L’esistenza del forame è conosciuta praticamente da sempre, la forte relazione con l’ictus invece è stata supportata da studi scientifici a partire dagli anni ’90. In pratica può succedere che coaguli che si formano normalmente nel sistema venoso (o le bolle d’aria che si formano durante la decompressione dopo le immersioni) attraversino il forame ovale senza essere filtrati dal circolo polmonare, trovandosi all’interno del sistema arterioso e causando embolie sistemiche, in particolare ictus cerebrali.

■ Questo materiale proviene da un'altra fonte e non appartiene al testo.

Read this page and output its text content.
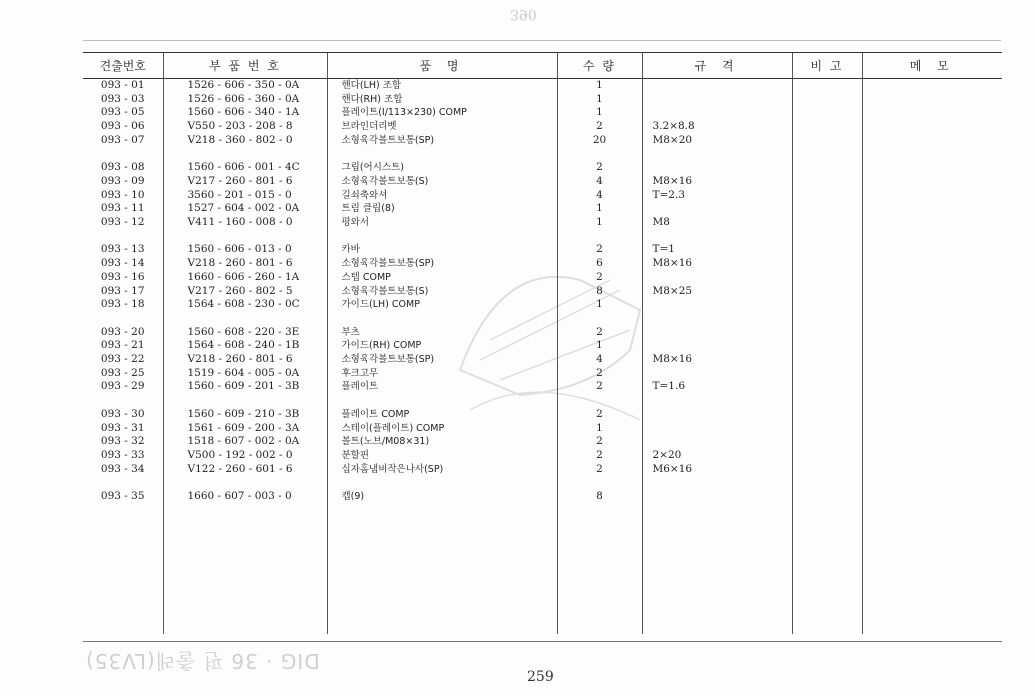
390
견출번호	부 품 번 호	품 명	수 량	규 격	비 고	메 모
093 - 01	1526 - 606 - 350 - 0A	핸다(LH) 조합	1			
093 - 03	1526 - 606 - 360 - 0A	핸다(RH) 조합	1			
093 - 05	1560 - 606 - 340 - 1A	플레이트(I/113×230) COMP	1			
093 - 06	V550 - 203 - 208 - 8	브라인더리벳	2	3.2×8.8		
093 - 07	V218 - 360 - 802 - 0	소형육각볼트보통(SP)	20	M8×20		

093 - 08	1560 - 606 - 001 - 4C	그립(어시스트)	2			
093 - 09	V217 - 260 - 801 - 6	소형육각볼트보통(S)	4	M8×16		
093 - 10	3560 - 201 - 015 - 0	길쇠축와셔	4	T=2.3		
093 - 11	1527 - 604 - 002 - 0A	트림 클립(8)	1			
093 - 12	V411 - 160 - 008 - 0	평와서	1	M8		

093 - 13	1560 - 606 - 013 - 0	카바	2	T=1		
093 - 14	V218 - 260 - 801 - 6	소형육각볼트보통(SP)	6	M8×16		
093 - 16	1660 - 606 - 260 - 1A	스텝 COMP	2			
093 - 17	V217 - 260 - 802 - 5	소형육각볼트보통(S)	8	M8×25		
093 - 18	1564 - 608 - 230 - 0C	가이드(LH) COMP	1			

093 - 20	1560 - 608 - 220 - 3E	부츠	2			
093 - 21	1564 - 608 - 240 - 1B	가이드(RH) COMP	1			
093 - 22	V218 - 260 - 801 - 6	소형육각볼트보통(SP)	4	M8×16		
093 - 25	1519 - 604 - 005 - 0A	후크고무	2			
093 - 29	1560 - 609 - 201 - 3B	플레이트	2	T=1.6		

093 - 30	1560 - 609 - 210 - 3B	플레이트 COMP	2			
093 - 31	1561 - 609 - 200 - 3A	스테이(플레이트) COMP	1			
093 - 32	1518 - 607 - 002 - 0A	볼트(노브/M08×31)	2			
093 - 33	V500 - 192 - 002 - 0	분할핀	2	2×20		
093 - 34	V122 - 260 - 601 - 6	십자홈냄비작은나사(SP)	2	M6×16		

093 - 35	1660 - 607 - 003 - 0	캡(9)	8			

DIG · 36 편 출레(LV35)
259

Per questo, quando abbiamo di fronte un paziente colpito da un ictus dobbiamo sempre pensare al Pfo, a maggior ragione se è giovane. Bisogna valutare se il Pfo ha avuto un ruolo nella genesi della patologia, se esiste una concomitante predisposizione alla formazione di trombi, se non esistano altre patologie neurologiche. In caso sussista l’indicazione, si deve intervenire per chiuderlo con protesi artificiali che sono applicate per via percutanea, evitando l’intervento chirurgico.

Il trattamento e la cura di questi pazienti, principalmente mirato alla prevenzione secondaria, per evitare che l’ictus si ripeta, devono sempre essere il risultato di un approccio multidisciplinare cui concorrono diversi specialisti. È infatti necessaria una visione d’insieme, che tenga conto di più fattori. Per questo motivo, in Humanitas l’ambulatorio dedicato alla patologia permette al paziente di essere visitato contemporaneamente da più specialisti, nell’ambito della stessa prestazione”.